Fintech firms and new technologies have disrupted financial services over the last 20 years, threatening the status quo. Established organisations have had to evolve quickly to stay relevant.
Mudassar Ulhaq, CIO of Waverton Investment Management, knew moving to the cloud would have to be the first step.
He launched a concerted push to move online in October 2019 - a prescient move, it would later turn out, as the pandemic hit and remote working soared.
"We had a physical DR site - which was the norm back then - and we also had a physical data centre within the building, which again is pretty common for many organisations with servers. We had over 60 servers hosting production servers with core and IT dev...
"I wanted to start the journey of moving those 60 servers into the cloud, either by consolidating, removing or leveraging some of the PaaS services that the cloud offers."
Mudassar's team split the migration into two: core, and IT dev. Core, of course, came first and was completed by "late 2021 or early 2022." Dev - specifically production - was more challenging, but should be completed in the next three months.

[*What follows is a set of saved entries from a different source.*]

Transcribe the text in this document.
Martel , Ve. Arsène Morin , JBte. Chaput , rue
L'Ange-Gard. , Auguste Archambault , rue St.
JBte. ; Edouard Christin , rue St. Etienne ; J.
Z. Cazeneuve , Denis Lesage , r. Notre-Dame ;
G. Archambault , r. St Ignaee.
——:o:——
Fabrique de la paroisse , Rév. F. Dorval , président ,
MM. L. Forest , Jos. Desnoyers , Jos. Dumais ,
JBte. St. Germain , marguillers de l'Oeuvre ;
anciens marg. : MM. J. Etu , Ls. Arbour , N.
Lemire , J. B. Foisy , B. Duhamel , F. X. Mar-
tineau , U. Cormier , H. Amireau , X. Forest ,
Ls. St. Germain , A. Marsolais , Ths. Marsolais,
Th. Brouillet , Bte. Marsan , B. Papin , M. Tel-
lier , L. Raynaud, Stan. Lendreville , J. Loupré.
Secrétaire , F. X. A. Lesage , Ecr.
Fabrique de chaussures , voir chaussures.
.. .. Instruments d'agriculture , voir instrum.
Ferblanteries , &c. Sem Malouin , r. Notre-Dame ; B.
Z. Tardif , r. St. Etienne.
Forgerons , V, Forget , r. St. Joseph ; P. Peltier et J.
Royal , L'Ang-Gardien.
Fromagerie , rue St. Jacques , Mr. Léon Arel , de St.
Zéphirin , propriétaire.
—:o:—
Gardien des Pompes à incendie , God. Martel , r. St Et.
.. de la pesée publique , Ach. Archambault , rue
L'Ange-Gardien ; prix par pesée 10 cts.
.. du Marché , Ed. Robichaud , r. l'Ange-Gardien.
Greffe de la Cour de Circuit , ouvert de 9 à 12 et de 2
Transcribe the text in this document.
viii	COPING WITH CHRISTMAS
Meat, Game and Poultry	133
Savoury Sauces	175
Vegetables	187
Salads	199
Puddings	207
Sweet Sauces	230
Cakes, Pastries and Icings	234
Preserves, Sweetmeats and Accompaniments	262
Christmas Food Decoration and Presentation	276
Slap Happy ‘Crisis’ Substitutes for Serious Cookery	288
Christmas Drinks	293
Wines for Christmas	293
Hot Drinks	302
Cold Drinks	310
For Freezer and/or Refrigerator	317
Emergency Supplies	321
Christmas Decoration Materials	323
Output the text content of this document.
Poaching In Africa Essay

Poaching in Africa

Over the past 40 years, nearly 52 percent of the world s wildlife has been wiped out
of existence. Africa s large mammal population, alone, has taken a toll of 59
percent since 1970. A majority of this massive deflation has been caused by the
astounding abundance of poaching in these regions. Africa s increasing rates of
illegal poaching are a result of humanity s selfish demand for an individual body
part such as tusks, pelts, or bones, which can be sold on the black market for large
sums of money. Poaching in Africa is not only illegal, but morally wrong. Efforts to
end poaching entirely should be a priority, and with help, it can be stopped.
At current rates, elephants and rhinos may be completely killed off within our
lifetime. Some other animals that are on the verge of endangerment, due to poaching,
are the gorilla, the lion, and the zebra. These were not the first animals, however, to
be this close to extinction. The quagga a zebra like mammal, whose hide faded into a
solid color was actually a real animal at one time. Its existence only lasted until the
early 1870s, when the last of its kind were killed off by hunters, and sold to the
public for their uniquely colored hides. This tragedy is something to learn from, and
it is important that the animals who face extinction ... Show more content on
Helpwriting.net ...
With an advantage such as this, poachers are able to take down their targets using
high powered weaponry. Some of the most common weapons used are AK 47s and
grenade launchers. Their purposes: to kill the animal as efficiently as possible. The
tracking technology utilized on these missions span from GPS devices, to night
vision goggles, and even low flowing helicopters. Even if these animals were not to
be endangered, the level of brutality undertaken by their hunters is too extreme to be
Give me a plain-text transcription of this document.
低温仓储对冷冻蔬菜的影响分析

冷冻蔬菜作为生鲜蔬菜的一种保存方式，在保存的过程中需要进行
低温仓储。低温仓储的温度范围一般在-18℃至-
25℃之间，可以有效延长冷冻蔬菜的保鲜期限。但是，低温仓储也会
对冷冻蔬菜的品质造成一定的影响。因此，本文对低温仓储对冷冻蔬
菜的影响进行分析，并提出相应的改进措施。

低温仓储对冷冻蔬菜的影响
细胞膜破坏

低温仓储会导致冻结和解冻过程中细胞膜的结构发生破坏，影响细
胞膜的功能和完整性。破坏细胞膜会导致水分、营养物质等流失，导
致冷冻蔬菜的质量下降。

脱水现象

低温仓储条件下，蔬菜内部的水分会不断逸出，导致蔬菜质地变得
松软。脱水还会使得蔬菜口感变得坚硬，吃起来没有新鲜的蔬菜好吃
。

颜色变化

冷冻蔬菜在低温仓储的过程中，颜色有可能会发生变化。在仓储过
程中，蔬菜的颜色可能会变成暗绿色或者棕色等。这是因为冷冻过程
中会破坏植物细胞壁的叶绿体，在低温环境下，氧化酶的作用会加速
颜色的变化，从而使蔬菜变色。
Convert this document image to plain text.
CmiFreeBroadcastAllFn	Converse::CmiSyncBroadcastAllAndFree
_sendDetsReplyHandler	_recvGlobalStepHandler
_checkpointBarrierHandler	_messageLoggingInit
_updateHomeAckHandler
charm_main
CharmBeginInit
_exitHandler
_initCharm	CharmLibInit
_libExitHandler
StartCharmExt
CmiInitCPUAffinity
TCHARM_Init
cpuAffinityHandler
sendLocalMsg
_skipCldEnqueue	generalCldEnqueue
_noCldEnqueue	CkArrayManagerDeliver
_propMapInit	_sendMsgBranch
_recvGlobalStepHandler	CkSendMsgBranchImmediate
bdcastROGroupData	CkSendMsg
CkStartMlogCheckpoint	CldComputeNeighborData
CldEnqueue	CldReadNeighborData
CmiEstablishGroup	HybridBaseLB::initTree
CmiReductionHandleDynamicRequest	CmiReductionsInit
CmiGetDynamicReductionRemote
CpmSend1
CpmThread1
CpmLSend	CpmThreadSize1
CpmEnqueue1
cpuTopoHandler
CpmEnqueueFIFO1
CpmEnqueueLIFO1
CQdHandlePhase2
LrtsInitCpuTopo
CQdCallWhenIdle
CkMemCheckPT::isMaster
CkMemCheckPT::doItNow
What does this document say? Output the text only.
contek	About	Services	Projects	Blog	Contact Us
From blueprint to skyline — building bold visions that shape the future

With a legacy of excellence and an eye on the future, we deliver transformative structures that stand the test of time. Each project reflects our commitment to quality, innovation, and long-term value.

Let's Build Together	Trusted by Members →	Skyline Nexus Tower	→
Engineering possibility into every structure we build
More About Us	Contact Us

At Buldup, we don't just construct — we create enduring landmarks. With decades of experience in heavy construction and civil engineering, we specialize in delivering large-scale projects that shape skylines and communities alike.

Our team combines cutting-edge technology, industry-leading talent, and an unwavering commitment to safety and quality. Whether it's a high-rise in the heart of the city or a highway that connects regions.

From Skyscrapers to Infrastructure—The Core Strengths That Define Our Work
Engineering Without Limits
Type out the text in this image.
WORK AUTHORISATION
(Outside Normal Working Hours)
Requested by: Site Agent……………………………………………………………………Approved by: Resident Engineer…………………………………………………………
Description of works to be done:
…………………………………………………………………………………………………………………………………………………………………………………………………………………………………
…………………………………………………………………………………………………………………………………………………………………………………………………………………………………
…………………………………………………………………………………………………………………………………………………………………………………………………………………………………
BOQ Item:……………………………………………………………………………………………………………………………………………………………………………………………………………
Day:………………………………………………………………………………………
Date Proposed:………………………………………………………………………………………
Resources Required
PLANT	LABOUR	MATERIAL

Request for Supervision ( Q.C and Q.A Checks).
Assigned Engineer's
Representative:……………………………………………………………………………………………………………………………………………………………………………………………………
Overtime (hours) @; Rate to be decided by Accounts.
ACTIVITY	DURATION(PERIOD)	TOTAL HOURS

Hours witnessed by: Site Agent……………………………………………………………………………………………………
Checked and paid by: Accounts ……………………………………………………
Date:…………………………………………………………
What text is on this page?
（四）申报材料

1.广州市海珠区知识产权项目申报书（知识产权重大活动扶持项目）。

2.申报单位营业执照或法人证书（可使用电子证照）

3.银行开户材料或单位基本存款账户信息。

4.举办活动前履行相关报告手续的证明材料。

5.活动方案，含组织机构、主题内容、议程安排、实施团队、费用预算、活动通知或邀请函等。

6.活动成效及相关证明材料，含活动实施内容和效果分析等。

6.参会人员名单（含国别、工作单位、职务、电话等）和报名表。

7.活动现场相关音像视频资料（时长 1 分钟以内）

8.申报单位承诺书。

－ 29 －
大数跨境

"We will be a cloud-first wealth manager by the end of this year. That's a big statement, and what I mean by that is we won't have any physical servers downstairs. That's my objective: to only have network devices and Internet connectivity in our comms room downstairs."
The security stack
It wasn't only the infrastructure the team looked at. They also decided to use the opportunity for a total root-and-branch reform of Waverton's security.
The company had been using third-party tools, but with the cloud move "pushed all of that into Azure." It now relies on Microsoft Azure Security Centre, "completely, across all estates," with logs from devices and servers sent directly to an external SoC using Microsoft Sentinel.
Those logs are important in the hybrid world; they help to capture events outside the office and receive criticality-based alerts.
The Microsoft theme continues in the new approach to disaster recovery. Mudassar's team removed the dedicated, physical DR site as part of the migration and replaced it with a setup relying on Azure regions.
"[We've got] infrastructure on-prem that replicates in a triangular setup; so effectively you've got servers in the UK South replicating to UK West, and servers in West going to South."
South acts as the primary datacentre, with West as a "failover." Waverton "leveraged the complete Microsoft data backup solutions" to support the concept.
Even more Microsoft
Waverton is clearly a committed Microsoft house, to the point where the Windows-maker is deemed a critical supplier. That made Azure the obvious public cloud choice.
"The overall Microsoft approach has naturally been the obvious route based on historical use cases for Waverton... We did evaluate the other two [cloud providers, AWS and Google,] as a comparison, but interoperability with our existing systems was key. The move to Microsoft initially, with our Outlook and e-mail systems, allowed us to test the waters and gain the confidence."
Staff training - or the lack of it - was another benefit.
"Having the skills of Microsoft engineers [already in the business] and upskilling them was far easier than upskilling them to an AWS or a Google specialist."
Being cloud-first is still "quite rare" in financial services, with many firms only just beginning the journey of moving off-prem, "probably because of the associated risks." However, Waverton's work with Microsoft has given the company a head start, and it's now among the sector's frontrunners.
The next step is to examine the possibilities of future technologies, starting with AI.
"We cannot allow shadow IT to be created again
Like most companies, Waverton wants to be seen as moving with the times and embracing new developments. And like most IT leaders, Mudassar has fielded a number of questions about AI this year - which will, "without a shadow of a doubt," be a pivotal technology.
Microsoft recently shared information around pricing for Copilot, its AI implementation in Windows 11, which has allowed customers to start planning their own rollouts. But just as important as the software rollout is the governance that has to accompany any new tech.
"We're looking at creating AI policies that allow us to start the governance around AI tools...because we cannot allow shadow IT to be created again. We've got control of shadow IT; we just need to make sure that the AI doesn't evolve into that as well."
Next up come use case evaluations, business proposals, budgets and all the bureaucratic fun that accompanies any new technology rollout.
Disruption has been widespread in financial services this century. AI threatens to do the same thing again, at a massive scale - unless IT leaders like Mudassar can get ahead of it.